The rally has come as a relief to investors, but the stock is still far from eradicating its status as a broken IPO. Even after the recent surge, shares of the gourmet meal-kit provider find themselves trading 61.6% lower than the June IPO price of $10. Last week's upticks are welcome, but Blue Apron remains in Wall Street's dog house.

Image source: Blue Apron.
Missing ingredients
Ross Sandler at Barclays kicked off last week's surge by upgrading Blue Apron from "underweight" to "equal weight." He lifted his price target from $3 to $4, a goal that the stock hit hours after the analyst move -- though it would close below that mark.
Blue Apron's decision to replace Salzberg at the helm with CFO Brad Dickerson may seem like a non-event. Going with an insider has all of the appearances of a safe move at a time when the model can use some shaking up with sales expected to decline during the current quarter. However, Sandler is impressed by Dickerson's operational experience.

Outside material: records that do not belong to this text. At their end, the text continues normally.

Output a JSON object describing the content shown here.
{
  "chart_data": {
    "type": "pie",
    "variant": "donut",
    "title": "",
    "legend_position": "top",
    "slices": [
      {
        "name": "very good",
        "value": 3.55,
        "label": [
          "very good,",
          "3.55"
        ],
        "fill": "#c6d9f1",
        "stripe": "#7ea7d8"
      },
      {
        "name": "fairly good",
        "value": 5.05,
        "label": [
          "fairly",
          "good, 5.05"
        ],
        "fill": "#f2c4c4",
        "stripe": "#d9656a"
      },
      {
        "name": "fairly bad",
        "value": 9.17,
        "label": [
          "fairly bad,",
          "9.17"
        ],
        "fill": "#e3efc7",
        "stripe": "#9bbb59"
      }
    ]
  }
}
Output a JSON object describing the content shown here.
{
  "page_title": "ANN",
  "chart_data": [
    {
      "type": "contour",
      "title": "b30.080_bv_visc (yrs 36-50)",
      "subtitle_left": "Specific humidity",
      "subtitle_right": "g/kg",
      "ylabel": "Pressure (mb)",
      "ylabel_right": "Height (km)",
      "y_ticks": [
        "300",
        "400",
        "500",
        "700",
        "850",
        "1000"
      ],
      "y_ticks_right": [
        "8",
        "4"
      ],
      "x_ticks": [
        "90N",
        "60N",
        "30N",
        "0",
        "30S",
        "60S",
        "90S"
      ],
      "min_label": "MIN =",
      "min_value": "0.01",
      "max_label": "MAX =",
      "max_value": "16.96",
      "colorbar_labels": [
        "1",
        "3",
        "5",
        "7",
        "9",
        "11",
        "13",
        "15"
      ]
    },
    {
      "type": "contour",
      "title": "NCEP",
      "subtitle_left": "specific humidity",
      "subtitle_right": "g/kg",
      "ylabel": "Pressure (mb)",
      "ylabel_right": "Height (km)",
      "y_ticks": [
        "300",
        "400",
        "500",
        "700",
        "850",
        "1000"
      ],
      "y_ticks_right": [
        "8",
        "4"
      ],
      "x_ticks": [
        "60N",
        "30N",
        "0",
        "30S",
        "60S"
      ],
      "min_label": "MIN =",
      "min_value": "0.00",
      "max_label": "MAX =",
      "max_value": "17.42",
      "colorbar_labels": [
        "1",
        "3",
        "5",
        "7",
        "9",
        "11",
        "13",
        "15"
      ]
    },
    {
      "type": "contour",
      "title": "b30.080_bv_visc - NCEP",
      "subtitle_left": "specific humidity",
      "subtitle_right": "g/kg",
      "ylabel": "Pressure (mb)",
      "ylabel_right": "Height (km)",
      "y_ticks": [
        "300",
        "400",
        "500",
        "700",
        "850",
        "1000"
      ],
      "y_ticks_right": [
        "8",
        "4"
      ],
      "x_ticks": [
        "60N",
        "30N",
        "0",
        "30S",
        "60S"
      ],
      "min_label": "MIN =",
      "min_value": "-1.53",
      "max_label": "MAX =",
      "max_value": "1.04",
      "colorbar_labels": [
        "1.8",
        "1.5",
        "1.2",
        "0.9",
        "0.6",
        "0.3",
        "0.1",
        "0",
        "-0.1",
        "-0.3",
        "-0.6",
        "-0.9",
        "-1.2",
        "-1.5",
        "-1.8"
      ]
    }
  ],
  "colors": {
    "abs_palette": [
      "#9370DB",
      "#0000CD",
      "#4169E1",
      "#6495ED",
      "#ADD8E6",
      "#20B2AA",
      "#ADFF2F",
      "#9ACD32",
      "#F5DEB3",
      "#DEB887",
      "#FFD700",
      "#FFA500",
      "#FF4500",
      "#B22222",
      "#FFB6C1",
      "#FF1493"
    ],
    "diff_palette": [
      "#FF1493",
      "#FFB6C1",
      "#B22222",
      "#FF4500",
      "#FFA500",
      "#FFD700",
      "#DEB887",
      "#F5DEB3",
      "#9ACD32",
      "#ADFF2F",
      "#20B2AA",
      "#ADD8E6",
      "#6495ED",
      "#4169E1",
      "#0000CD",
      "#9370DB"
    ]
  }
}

Blue Apron's outgoing CEO also made comments of improving margins since a new food distribution facility opened.
An outsider tapped as CEO would've been a glitzier market move. But making Dickerson a temporary CEO instead of Salzberg's replacement could've triggered buyout speculation. This doesn't mean Dickerson isn't the right call or that the acquisition chatter won't happen. Blue Apron's in a funk, and the low stock price does open up the possibility of a sale of the company.
Sandler's upgrade doesn't mean optimism is percolating on Wall Street. RBC Capital's Mark Mahaney responded by downgrading the stock, though to be fair, lowering his price target from $6 to $4 matches where his peer at Barclays perched himself. Salzberg's stepping down can be seen as an admission that a turnaround is far away, and even Sandler's upgrade concedes that competition is intensifying.
Blue Apron has been a disappointment in less than six months of being publicly traded. It followed up a rough second quarter with a brutal third quarter, and its guidance suggests that the fourth quarter will be even worse. The model may need more than a new CEO or a distribution center to turn things around, but battered investors finally caught a break last week.